Sem o amortecedor do auxílio emergencial, os efeitos da inflação e o tropeço da atividade econômica passaram a ter um custo político maior. Embora Bolsonaro se esforce desde os primeiros dias da pandemia para fugir das responsabilidades nessa área, a conta costuma ficar com os presidentes das República.
Os números já apareceram em pesquisas feitas nos primeiros meses de 2021. A reprovação ao governo Bolsonaro cresceu à medida que a população começou a dar sinais crescentes de desconforto em relação aos rumos da economia.

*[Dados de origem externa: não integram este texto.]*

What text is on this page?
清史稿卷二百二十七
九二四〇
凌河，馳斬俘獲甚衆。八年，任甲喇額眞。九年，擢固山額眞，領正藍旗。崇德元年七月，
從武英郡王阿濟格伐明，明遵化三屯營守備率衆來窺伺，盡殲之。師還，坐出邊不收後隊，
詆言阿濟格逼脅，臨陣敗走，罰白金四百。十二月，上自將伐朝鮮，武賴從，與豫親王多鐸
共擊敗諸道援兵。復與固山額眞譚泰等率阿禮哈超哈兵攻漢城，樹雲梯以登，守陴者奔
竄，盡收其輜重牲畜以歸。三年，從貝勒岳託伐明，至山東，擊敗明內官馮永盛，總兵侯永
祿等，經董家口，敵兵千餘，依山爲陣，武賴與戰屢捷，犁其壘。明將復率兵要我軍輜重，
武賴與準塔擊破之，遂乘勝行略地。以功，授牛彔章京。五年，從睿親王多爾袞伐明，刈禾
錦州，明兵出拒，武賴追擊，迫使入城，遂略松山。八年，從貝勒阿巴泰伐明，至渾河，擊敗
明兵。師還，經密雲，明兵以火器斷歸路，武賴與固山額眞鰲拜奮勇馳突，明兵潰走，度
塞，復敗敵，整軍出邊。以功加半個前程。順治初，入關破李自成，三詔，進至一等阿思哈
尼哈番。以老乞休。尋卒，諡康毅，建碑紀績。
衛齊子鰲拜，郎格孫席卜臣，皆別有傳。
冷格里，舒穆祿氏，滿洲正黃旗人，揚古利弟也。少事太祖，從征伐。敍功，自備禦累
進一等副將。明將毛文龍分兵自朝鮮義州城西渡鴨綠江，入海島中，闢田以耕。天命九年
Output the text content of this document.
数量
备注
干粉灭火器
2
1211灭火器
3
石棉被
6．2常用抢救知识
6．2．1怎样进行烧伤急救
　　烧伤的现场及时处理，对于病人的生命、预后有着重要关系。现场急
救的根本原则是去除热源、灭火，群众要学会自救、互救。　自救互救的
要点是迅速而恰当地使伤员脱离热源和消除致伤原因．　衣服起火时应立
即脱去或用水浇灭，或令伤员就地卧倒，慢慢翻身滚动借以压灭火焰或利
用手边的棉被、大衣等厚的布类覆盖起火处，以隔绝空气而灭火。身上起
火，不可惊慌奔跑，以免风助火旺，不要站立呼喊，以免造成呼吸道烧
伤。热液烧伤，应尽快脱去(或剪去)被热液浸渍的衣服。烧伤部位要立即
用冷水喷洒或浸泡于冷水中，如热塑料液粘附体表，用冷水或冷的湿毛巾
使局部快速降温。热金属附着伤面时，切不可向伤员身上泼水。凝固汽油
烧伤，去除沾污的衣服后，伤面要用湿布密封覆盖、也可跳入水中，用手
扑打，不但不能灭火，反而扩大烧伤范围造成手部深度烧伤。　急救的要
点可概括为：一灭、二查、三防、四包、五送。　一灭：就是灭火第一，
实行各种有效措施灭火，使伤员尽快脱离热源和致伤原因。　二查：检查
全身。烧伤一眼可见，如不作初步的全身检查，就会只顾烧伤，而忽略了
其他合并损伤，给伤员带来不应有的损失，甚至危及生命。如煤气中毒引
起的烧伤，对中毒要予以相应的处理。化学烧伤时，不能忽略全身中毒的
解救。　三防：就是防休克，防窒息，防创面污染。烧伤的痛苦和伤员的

Desde dezembro, o percentual de brasileiros que classificavam o trabalho do presidente como ruim ou péssimo subiu de 35% para 42% nos levantamentos XP/Ipespe. No mesmo período, a proporção de entrevistados que diziam que a economia estava no caminho errado passou de 50% para 57% –e só 30% acham que esse caminho está certo.
Vem desses dados a preocupação de Bolsonaro em transferir para os governadores a responsabilidade pela piora nos indicadores econômicos. Desde o fim de fevereiro, ele ataca quase todos os dias as medidas de restrição à circulação nos estados, omitindo o fato de que elas só são tomadas para conter o colapso de sistemas de saúde e salvar vidas.
Já o malabarismo para reduzir o preço dos combustíveis e a promessa de "meter o dedo na energia elétrica" são tentativas de conter a inflação.
Esse componente do desajuste econômico costuma provocar uma reação imediata do eleitorado –que tende a ser mais intensa com um auxílio emergencial menor. Em janeiro, o Datafolha mostrou que 96% dos brasileiros diziam ver aumento de preços da comida, 86% citavam o gás e 84% falavam da conta de luz.